Prenons l’exemple d’un patient victime d’un AVC à Cambrai. Le centre hospitalier (CH) de Cambrai ne disposant ni d’UNV ni de service de neurologie, le patient était autrefois transféré au CHU de Valenciennes, ce qui entraînait une perte de chance en raison du retard de prise en charge. Aujourd’hui, ce patient va pouvoir être directement pris en charge au CH de Cambrai. L’urgentiste de garde au CH de Cambrai contacte le neurologue de garde responsable de l’UNV la plus proche ainsi que le radiologue de garde dans un autre établissement. L’urgentiste évalue cliniquement le patient sous la supervision du neurologue (par webcam). L’IRM cérébrale réalisée à Cambrai est transmise au radiologue, par télétransmission, qui communique à l’urgentiste et au neurologue les résultats de l’examen. Une fois toutes les informations réunies, une thrombolyse peut être décidée si nécessaire et réalisée par l’urgentiste au CH de Cambrai sous la responsabilité du neurologue. Le patient peut ensuite être transféré dans l’UNV la plus proche. Cette communication triangulaire nous permet de tenir les délais de prise en charge et d’améliorer le pronostic.

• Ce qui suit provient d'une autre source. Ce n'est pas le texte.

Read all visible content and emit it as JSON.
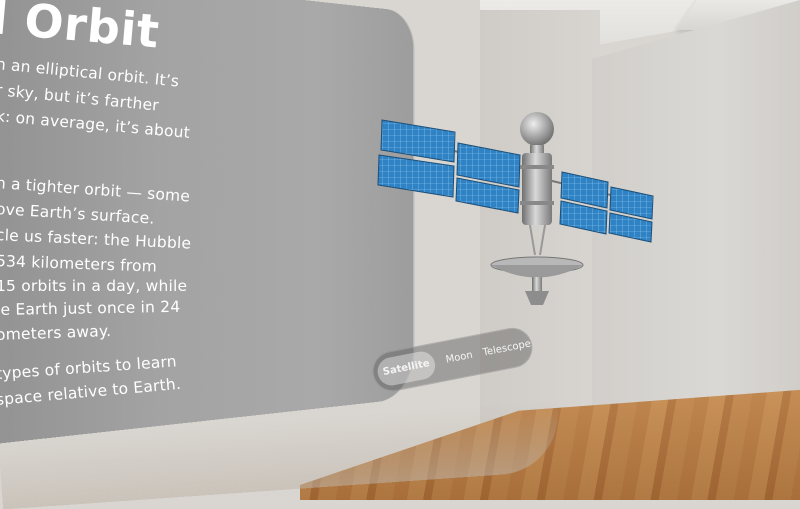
{
  "panel": {
    "title": "l Orbit",
    "paragraphs": [
      [
        "n an elliptical orbit. It’s",
        "r sky, but it’s farther",
        "k: on average, it’s about"
      ],
      [
        "n a tighter orbit — some",
        "ove Earth’s surface.",
        "cle us faster: the Hubble",
        "534 kilometers from",
        "15 orbits in a day, while",
        "le Earth just once in 24",
        "ometers away."
      ],
      [
        "types of orbits to learn",
        "space relative to Earth."
      ]
    ]
  },
  "model": {
    "name": "satellite-model",
    "icon": "satellite-icon"
  },
  "segmented_control": {
    "selected": "Satellite",
    "items": [
      {
        "label": "Satellite"
      },
      {
        "label": "Moon"
      },
      {
        "label": "Telescope"
      }
    ]
  },
  "colors": {
    "panel_glass": "#a3a3a3",
    "text": "#ffffff",
    "solar_panel": "#2d7fbf",
    "floor": "#b5773e"
  }
}
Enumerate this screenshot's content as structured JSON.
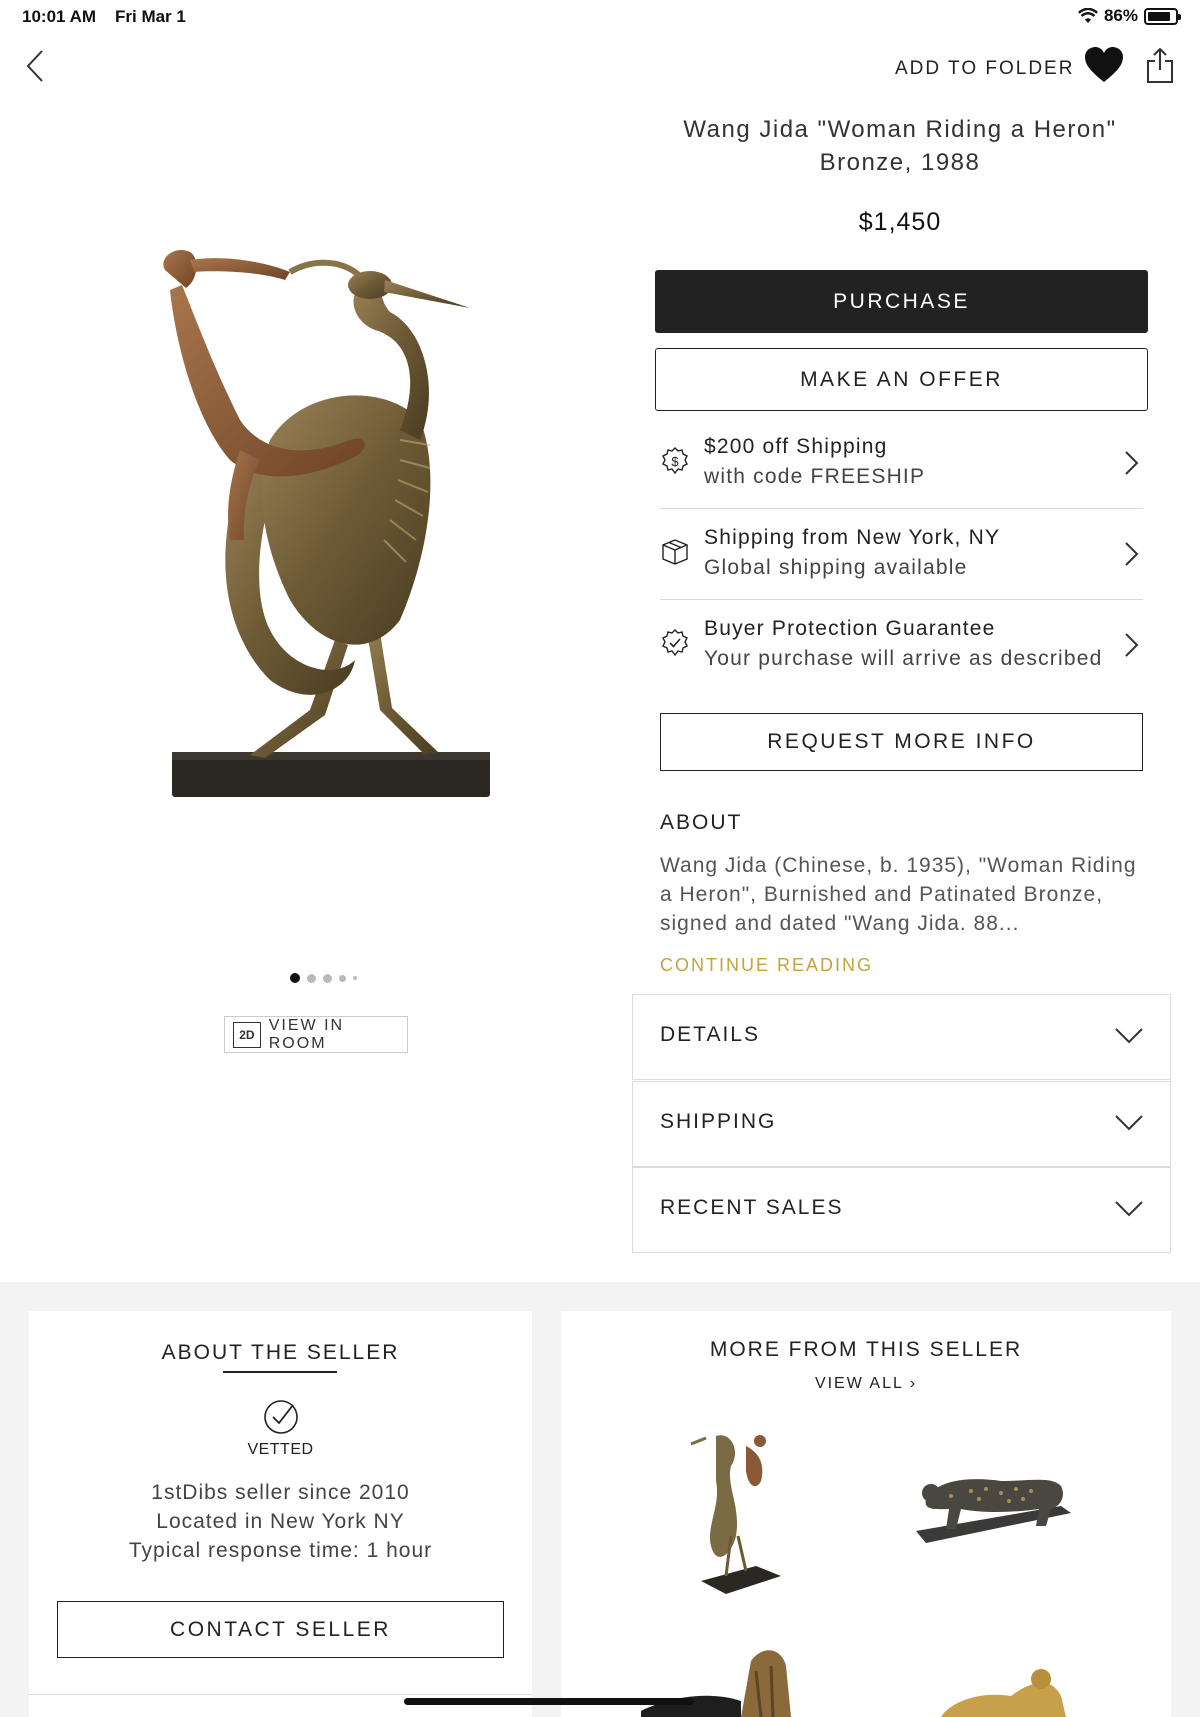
{
  "status_bar": {
    "time": "10:01 AM",
    "date": "Fri Mar 1",
    "battery": "86%",
    "battery_level": 0.86
  },
  "nav": {
    "add_to_folder": "ADD TO FOLDER",
    "back_icon": "chevron-left-icon",
    "favorite_icon": "heart-icon",
    "share_icon": "share-icon"
  },
  "product": {
    "title_line1": "Wang Jida \"Woman Riding a Heron\"",
    "title_line2": "Bronze, 1988",
    "price": "$1,450",
    "purchase_label": "PURCHASE",
    "offer_label": "MAKE AN OFFER"
  },
  "gallery": {
    "page_count": 5,
    "active_index": 0,
    "view_in_room_badge": "2D",
    "view_in_room_label": "VIEW IN ROOM"
  },
  "info_rows": [
    {
      "icon": "dollar-badge-icon",
      "title": "$200 off Shipping",
      "subtitle": "with code FREESHIP"
    },
    {
      "icon": "box-icon",
      "title": "Shipping from New York, NY",
      "subtitle": "Global shipping available"
    },
    {
      "icon": "check-badge-icon",
      "title": "Buyer Protection Guarantee",
      "subtitle": "Your purchase will arrive as described"
    }
  ],
  "request_info_label": "REQUEST MORE INFO",
  "about": {
    "heading": "ABOUT",
    "text": "Wang Jida (Chinese, b. 1935), \"Woman Riding a Heron\", Burnished and Patinated Bronze, signed and dated \"Wang Jida. 88...",
    "continue_label": "CONTINUE READING"
  },
  "accordions": [
    {
      "label": "DETAILS"
    },
    {
      "label": "SHIPPING"
    },
    {
      "label": "RECENT SALES"
    }
  ],
  "seller": {
    "heading": "ABOUT THE SELLER",
    "vetted_label": "VETTED",
    "since": "1stDibs seller since 2010",
    "location": "Located in New York NY",
    "response_time": "Typical response time: 1 hour",
    "contact_label": "CONTACT SELLER"
  },
  "more_from_seller": {
    "heading": "MORE FROM THIS SELLER",
    "view_all_label": "VIEW ALL"
  },
  "colors": {
    "accent_gold": "#c6a238",
    "primary_dark": "#222222",
    "section_gray": "#f3f3f3"
  }
}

Au-delà d’une sensibilisation active du grand public sur les signes et les conduites à tenir, il est important que le médecin généraliste informe les patients à risque (antécédents vasculaires, HTA, diabète...) ainsi que leur entourage des principaux signes devant alerter. En cas de suspicion d’AVC, il doit préconiser l’appel immédiat au SAMU, avant même tout appel à son cabinet. Il doit également expliquer l’importance de noter l’heure de début des symptômes. En cas d’appel direct à son cabinet, il doit, s’il y a suspicion d’AVC, transférer l’appel au SAMU.
Le manque d’IRM et d’UNV freine considérablement l’homogénéisation de la prise en charge de l’AVC en France. Dans une ville où il n’y a ni IRM ni UNV, la perte de chance pour certains patients est réelle.
En somme, on peut retenir 5 points essentiels à l’optimisation de cette prise en charge :
- Une sensibilisation de la population et des médecins généralistes ;
- Une augmentation du nombre d’UNV en France ajoutée à une meilleure répartition ;
- Le développement du parc IRM ;
- Le déploiement de la Télé radiologie et de la télé-imagerie ;
- La validation scientifique de la thrombectomie.